All of which demonstrates what can happen when the political class has its credit-card pulled by the electorate. It’s a shame it takes a fiscal crisis for this kind of discipline to be imposed, and the victories here are a long way from permanent. But if Mr. Schwarzenegger can drive more tax and spending reform in his last year in office, he can vindicate the fiscal promises he made when he first ran for Governor.

3 comments:

Jim G. said...

Score one for California voters. In May they rejected a bipartisan budget deal that raised taxes and debt, and the political class screamed “disaster.” This week Governor Arnold Schwarzenegger and Democrats in Sacramento agreed to spending cuts that Assembly Speaker Karen Bass admitted were once “unthinkable.”

To close a $26 billion budget gap, the deal reduces spending by $15 billion, including in previously untouchable though bloated education and health-care programs. Democrats were even forced to implement welfare reforms that most of the rest of America put in place 15 years ago: a work requirement and a four-year limit. The agreement eliminates about $2 billion a year in automatic benefit increases and saves another $1 billion by auditing in-home health-care payments that are notorious for fraud. “Only in California,” says Mr. Schwarzenegger, “is welfare still a way of life.”

The budget is also a triumph for what it doesn’t do: raise taxes. Earlier this year, when the deficit hit $40 billion, the governor and legislature raised sales and income tax rates, making the Golden State the single costliest place in America to operate a business. Right on time, sales and income tax receipts are down $10.47 billion so far this year even with the higher rates. Instead, the new budget deal sensibly allows more oil drilling off the shores of Santa Barbara, albeit only on “existing platforms.” This will bring in $100 million more a year and could be the first step in shaking the state from its antidrilling phobia despite huge offshore energy reserves.
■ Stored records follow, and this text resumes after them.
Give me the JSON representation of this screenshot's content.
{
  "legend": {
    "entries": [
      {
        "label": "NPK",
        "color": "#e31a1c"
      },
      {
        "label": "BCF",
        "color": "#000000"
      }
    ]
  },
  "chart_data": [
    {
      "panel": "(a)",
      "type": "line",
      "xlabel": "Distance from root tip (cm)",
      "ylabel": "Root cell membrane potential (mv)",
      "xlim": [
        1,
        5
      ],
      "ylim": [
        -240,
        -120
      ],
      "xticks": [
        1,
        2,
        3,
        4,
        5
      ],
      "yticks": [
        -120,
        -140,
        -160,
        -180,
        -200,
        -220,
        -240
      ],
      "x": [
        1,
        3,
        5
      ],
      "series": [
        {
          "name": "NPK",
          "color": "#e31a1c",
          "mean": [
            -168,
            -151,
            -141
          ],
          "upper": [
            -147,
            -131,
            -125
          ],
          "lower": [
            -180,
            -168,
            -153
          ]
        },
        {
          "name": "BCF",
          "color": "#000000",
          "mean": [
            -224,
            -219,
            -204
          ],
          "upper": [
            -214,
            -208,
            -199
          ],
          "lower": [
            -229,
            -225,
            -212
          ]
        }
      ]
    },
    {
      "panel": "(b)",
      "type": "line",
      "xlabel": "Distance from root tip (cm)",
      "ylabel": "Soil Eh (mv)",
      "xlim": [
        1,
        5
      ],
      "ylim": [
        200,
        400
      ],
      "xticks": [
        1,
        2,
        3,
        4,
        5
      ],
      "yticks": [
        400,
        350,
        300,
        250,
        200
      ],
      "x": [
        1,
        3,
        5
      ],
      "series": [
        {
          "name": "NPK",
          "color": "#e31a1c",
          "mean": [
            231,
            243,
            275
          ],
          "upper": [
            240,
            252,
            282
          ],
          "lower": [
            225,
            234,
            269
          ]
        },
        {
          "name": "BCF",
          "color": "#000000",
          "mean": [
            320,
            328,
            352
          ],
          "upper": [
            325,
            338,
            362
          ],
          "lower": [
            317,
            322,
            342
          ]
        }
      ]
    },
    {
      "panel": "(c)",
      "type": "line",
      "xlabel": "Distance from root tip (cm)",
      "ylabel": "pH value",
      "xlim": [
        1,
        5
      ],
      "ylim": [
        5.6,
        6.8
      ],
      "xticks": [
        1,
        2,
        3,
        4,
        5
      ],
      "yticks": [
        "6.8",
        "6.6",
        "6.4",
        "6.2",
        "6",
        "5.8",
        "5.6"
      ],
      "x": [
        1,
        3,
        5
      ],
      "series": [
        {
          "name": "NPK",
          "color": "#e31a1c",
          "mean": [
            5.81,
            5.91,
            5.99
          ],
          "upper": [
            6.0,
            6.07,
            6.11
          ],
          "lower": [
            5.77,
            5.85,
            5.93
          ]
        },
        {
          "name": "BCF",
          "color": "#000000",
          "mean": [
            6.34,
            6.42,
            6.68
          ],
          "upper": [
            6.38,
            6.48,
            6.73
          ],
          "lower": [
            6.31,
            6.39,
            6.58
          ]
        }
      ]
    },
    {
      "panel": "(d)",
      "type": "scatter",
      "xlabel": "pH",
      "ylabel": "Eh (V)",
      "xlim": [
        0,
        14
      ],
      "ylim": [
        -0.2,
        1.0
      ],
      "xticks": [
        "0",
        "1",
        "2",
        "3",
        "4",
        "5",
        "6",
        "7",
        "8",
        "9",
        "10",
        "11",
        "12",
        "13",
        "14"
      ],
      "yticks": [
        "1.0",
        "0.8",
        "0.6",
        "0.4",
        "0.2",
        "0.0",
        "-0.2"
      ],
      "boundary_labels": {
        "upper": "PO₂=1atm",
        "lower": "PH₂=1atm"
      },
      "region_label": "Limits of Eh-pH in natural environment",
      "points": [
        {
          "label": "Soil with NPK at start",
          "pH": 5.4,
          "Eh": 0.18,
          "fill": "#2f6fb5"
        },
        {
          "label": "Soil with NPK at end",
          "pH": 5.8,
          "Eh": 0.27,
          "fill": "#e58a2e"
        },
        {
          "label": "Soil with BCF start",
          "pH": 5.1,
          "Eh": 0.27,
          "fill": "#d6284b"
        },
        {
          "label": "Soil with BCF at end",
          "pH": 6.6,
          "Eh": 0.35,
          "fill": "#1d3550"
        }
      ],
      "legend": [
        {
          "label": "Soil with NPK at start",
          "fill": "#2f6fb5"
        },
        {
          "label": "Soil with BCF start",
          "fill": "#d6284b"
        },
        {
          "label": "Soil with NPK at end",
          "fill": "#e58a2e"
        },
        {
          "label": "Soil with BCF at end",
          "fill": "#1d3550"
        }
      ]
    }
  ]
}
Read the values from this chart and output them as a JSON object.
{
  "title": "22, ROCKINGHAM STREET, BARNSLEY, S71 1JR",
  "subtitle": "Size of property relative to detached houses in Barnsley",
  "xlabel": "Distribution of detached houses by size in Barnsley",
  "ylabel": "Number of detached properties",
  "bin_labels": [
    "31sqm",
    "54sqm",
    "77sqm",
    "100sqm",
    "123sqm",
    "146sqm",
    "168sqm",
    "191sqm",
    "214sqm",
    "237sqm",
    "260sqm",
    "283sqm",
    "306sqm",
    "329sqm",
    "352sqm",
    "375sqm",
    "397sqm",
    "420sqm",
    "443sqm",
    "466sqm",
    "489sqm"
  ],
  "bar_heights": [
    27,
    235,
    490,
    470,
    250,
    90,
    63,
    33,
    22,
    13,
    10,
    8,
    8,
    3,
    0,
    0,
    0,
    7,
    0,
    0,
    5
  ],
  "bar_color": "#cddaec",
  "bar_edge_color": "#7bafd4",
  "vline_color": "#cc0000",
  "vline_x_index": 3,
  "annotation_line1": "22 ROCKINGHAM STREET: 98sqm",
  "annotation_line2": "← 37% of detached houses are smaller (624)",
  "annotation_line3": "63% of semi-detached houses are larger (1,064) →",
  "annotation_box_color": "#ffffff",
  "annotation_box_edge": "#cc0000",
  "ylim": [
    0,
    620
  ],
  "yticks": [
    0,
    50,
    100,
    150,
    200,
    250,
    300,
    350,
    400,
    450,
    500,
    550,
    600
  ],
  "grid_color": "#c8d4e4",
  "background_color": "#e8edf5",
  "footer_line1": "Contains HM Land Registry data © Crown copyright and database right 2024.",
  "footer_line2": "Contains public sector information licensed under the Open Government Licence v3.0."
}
California is still a long way from a sustainable balanced budget. About $10 billion of the savings are one-year shots, or gimmicks, so next year could mean confronting another $20 billion to $30 billion deficit. Mr. Schwarzenegger says the “missing piece to the puzzle is tax reform,” and he’s right. His tax reform commission is considering a flatter tax that would help to stabilize state finances.

California will only generate more tax revenues through new businesses and jobs, and that will require a tax rate much lower than its top marginal rate of 10.55%. With 50% of Golden State income tax revenues coming from the richest 1% of residents, the state needs lower rates to avoid revenue boom and bust. The liberal obsession with income redistribution has destroyed California’s tax base. (Memo to President Obama, if he’s paying attention.)

All of which demonstrates what can happen when the political class has its credit-card pulled by the electorate. It’s a shame it takes a fiscal crisis for this kind of discipline to be imposed, and the victories here are a long way from permanent. But if Mr. Schwarzenegger can drive more tax and spending reform in his last year in office, he can vindicate the fiscal promises he made when he first ran for Governor.

terry said...

A simple 1% property tax, ZERO corporate tax, 7% sales tax, and personal income tax of 20% of federal. ALL other taxes would be cut, working people and business owners would have far lower taxes....AND business would want to stay in California or relocate there. There famous prop laws have ruined their economy.

Baxter said...

Terry:

Has your plan been scored? It sounds very sensible. I know that total California taxes are actually middle of the pack nationally. Because the base has been reduced - through the props - the top marginal tax is simply too high.

Anecdotally - they spend too much. I don't know if this is true, but a Republican friend told me they have the highest proportionate workers comp and disability for state workers in the country. The number of state workers off active duty at any given time exceeds 20%!? If true, the complaints about AFSCME, et al, are justified.

That is the kind of thing that needs to be benchmarked and states can be the 50 laboratories that Buckley used to write about. Workers Comp/Disability claims need to run the same as the private sector. To the extent they exceed that standard, union contracts need a formula to see that wages are adjusted accordingly.